77 years ago, Americans in Hawaii awoke to the sounds of mass destruction, and the sights of flames and smoke billowing from the bombing of Pearl Harbor.
It was a moment that forever changed the trajectory of the United States and the world, while forging a generation that can best be described as patriotic and strong.
Without warning or a declaration of war, the Imperial Japanese Navy Air Service bombed the harbor and killed 2,403 American service personnel and civilians in one Sunday morning.
The attack injured 1,178 others, sank four Navy battleships, damaged three cruisers and three destroyers and destroyed 188 U.S. aircraft.
President Franklin D. Roosevelt correctly called Dec. 7 "a date which will live in infamy."

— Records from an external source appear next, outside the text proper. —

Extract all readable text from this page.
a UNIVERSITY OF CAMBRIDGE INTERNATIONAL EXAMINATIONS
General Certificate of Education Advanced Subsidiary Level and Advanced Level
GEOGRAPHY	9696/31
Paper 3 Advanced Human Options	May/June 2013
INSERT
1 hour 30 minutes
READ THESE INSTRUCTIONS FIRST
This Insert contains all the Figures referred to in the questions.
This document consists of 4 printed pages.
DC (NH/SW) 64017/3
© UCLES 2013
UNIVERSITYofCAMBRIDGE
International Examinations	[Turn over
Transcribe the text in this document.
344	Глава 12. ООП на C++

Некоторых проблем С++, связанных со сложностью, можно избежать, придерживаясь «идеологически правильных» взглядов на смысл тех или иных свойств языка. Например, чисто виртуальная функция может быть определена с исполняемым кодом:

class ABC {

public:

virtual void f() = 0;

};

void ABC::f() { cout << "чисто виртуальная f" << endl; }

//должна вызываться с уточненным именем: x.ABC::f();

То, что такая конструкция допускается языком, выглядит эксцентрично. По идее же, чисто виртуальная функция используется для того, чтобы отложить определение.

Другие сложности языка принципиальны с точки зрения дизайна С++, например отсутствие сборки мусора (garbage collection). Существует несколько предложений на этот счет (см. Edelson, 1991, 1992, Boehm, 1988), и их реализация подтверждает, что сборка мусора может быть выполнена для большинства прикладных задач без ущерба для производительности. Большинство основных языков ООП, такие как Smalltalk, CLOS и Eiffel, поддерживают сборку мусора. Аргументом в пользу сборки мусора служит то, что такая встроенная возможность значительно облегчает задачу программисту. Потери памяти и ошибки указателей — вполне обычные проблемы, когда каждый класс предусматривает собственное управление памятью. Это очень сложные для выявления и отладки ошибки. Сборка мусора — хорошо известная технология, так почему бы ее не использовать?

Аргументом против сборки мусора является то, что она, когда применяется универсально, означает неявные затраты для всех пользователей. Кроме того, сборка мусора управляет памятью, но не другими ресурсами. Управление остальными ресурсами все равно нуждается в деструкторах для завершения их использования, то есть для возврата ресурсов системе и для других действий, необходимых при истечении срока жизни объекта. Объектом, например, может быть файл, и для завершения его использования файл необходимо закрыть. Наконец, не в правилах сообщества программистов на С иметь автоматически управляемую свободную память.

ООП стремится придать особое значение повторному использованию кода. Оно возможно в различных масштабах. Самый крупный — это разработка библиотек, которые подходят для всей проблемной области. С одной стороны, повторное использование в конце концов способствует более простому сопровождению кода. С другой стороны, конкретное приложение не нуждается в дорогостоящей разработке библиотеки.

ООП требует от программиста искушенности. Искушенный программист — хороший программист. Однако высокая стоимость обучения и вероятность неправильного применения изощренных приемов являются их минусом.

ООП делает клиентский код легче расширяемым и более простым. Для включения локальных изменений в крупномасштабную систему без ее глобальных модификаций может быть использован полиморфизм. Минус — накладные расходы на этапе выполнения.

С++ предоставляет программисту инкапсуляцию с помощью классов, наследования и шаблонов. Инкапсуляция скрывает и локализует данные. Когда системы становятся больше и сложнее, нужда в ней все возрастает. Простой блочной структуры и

Our amazing ally to the north, Canada, declared war on Japan within hours. The United States declared war Dec. 8, which had an immediate and direct effect on every man, woman and child in the country.
Nearly 11 percent of America's 140 million residents in the 1940s fought in the war. As men deployed overseas, women went to work in factories to build war machines and other goods needed to sustain the country and win the war.
Every American suddenly had a common interest: defending and preserving American sovereignty for the sake of liberty.
If not for the brave generation that fought World War II, we would not recognize this country today.
Americans fought long enough and hard enough to prevent the Japanese from dominating Asia, the Pacific and beyond. They held back the enemy long enough for the U.S. government to develop nuclear weapons with the assistance of the United Kingdom and Canada.
After dropping leaflets warning Japanese residents to flee their cities, and after President Harry S. Truman warned of a "rain of ruin from the air, the likes of which has never been seen on this Earth," the United States dropped an atomic bomb on Hiroshima and Nagasaki on Aug. 6 and 9 of 1945.
The bombings, combined with the Soviet Union joining the war against Japan on Aug. 8, led Japan to surrender Aug. 15.
Just over 500,000 of roughly 16 million Americans who served in World War II remain alive today.
Americans of all generations should give special thanks each Dec. 7 for the World War II generation, which fought to save this country and make it a superpower feared and envied by the rest of the world.
Before long, communities will have no World War II veterans to thank. Be sure to thank them, and tell them we will never forget what they did for the future of this great country.